Mountains cover approximately one quarter of the total land surface on the planet, and a significant fraction of the world’s population lives in their vicinity. Orography critically affects weather and climate processes at all scales and, in connection with factors such as land-cover heterogeneity, is responsible for high spatial variability in mountain weather and climate.

Due to this high complexity, monitoring and modeling the atmosphere and the other components of the climate system in mountain regions is challenging both at short (meteorological) and long (climatological) time-scales. This session is devoted to the better understanding of weather and climate processes in mountain and high-elevation areas around the globe, as well as their modification induced by global environmental change.

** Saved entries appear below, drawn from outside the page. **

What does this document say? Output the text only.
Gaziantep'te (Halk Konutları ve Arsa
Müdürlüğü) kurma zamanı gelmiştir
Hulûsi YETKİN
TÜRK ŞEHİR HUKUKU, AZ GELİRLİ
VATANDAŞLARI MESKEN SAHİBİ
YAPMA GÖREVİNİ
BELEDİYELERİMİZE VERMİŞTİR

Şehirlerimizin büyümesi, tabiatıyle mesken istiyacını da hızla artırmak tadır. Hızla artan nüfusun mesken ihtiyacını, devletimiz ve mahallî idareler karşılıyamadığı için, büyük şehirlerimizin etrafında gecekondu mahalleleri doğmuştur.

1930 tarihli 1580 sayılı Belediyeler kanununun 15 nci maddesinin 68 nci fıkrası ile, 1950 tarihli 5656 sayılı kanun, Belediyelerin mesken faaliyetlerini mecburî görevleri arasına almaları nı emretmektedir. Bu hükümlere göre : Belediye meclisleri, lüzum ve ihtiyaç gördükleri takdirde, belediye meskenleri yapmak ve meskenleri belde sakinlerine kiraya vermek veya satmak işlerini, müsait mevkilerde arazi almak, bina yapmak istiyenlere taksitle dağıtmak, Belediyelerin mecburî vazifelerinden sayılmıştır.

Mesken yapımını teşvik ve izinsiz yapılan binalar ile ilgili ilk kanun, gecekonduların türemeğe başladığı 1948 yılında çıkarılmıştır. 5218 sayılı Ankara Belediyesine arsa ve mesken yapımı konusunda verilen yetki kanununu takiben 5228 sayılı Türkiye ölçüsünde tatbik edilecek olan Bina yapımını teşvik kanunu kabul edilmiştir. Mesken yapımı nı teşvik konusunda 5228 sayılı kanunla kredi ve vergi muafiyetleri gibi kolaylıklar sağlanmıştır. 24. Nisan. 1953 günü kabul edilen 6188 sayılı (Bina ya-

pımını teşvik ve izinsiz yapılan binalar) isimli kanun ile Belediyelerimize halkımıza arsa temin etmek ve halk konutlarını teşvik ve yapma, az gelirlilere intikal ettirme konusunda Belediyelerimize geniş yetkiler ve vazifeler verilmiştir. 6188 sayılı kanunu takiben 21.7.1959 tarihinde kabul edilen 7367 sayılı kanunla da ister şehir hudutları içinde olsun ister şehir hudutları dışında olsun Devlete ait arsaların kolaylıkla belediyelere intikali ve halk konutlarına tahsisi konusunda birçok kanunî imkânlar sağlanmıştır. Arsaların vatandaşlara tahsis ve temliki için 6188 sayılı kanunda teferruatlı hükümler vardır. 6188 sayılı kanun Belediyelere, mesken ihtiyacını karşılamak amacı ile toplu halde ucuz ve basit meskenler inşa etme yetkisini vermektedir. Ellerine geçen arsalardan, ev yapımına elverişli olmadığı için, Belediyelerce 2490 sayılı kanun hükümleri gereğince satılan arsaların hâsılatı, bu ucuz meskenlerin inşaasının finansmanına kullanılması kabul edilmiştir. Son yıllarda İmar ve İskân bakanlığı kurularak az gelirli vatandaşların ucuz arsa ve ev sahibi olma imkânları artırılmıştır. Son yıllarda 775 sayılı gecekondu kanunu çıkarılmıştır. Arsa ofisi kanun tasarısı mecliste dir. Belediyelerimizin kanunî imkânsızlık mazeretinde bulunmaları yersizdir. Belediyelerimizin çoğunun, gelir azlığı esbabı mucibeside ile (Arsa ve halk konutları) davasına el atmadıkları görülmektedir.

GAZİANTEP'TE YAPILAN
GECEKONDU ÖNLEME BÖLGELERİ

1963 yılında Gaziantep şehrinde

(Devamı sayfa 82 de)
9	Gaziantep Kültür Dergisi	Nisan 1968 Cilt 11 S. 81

We welcome contributions describing the influence of mountains on the atmosphere on meteorological time-scales, including terrain-induced airflow, orographic precipitation, land-atmosphere exchange over mountains, forecasting and predictability of mountain weather. Furthermore we invite studies that investigate climate processes and climate change in mountain areas and its impacts on dependent systems, based on monitoring and modeling activities. Particularly welcome are contributions that merge various sources of information and reach across disciplinary borders (atmospheric, hydrological, cryospheric, ecological and social sciences).

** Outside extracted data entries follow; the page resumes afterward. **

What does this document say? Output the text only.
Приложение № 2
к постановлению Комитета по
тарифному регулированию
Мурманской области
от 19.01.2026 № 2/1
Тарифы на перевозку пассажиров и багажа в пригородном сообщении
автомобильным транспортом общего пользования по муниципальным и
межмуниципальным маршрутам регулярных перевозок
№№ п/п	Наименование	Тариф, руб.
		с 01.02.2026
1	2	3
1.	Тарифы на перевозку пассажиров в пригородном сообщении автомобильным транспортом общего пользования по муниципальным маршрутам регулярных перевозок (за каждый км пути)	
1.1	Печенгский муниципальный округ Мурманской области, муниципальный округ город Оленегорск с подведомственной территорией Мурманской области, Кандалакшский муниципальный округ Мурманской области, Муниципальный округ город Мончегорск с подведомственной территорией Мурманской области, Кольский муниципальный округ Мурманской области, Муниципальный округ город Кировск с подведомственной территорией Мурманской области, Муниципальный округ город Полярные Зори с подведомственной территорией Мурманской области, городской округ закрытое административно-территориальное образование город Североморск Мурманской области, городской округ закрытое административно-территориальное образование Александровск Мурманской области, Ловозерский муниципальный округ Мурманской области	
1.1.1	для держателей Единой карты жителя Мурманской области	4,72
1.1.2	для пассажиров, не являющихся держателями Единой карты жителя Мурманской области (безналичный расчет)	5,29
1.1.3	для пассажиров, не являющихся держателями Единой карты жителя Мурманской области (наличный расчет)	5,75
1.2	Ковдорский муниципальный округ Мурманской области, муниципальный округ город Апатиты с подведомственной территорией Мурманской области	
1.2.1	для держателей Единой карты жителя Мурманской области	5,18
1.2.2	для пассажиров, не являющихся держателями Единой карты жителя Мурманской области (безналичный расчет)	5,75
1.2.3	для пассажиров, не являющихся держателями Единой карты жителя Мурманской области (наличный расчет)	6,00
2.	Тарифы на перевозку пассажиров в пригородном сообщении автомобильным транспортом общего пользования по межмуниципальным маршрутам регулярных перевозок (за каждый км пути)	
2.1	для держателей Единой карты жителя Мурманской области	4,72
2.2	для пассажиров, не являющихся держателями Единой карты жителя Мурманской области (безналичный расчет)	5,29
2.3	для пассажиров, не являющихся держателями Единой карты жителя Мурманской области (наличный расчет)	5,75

A planned outcome of this session is a summary document providing a mountains perspective and input for the IPCC Sixth Assessment Report, more specifically for Working Group I report on the Physical Sciences Basis and the cross-chapter paper on 'Mountains', which is flagged for the Working Group II report. This summary document is organized and supported by the Mountain Research Initiative (MRI).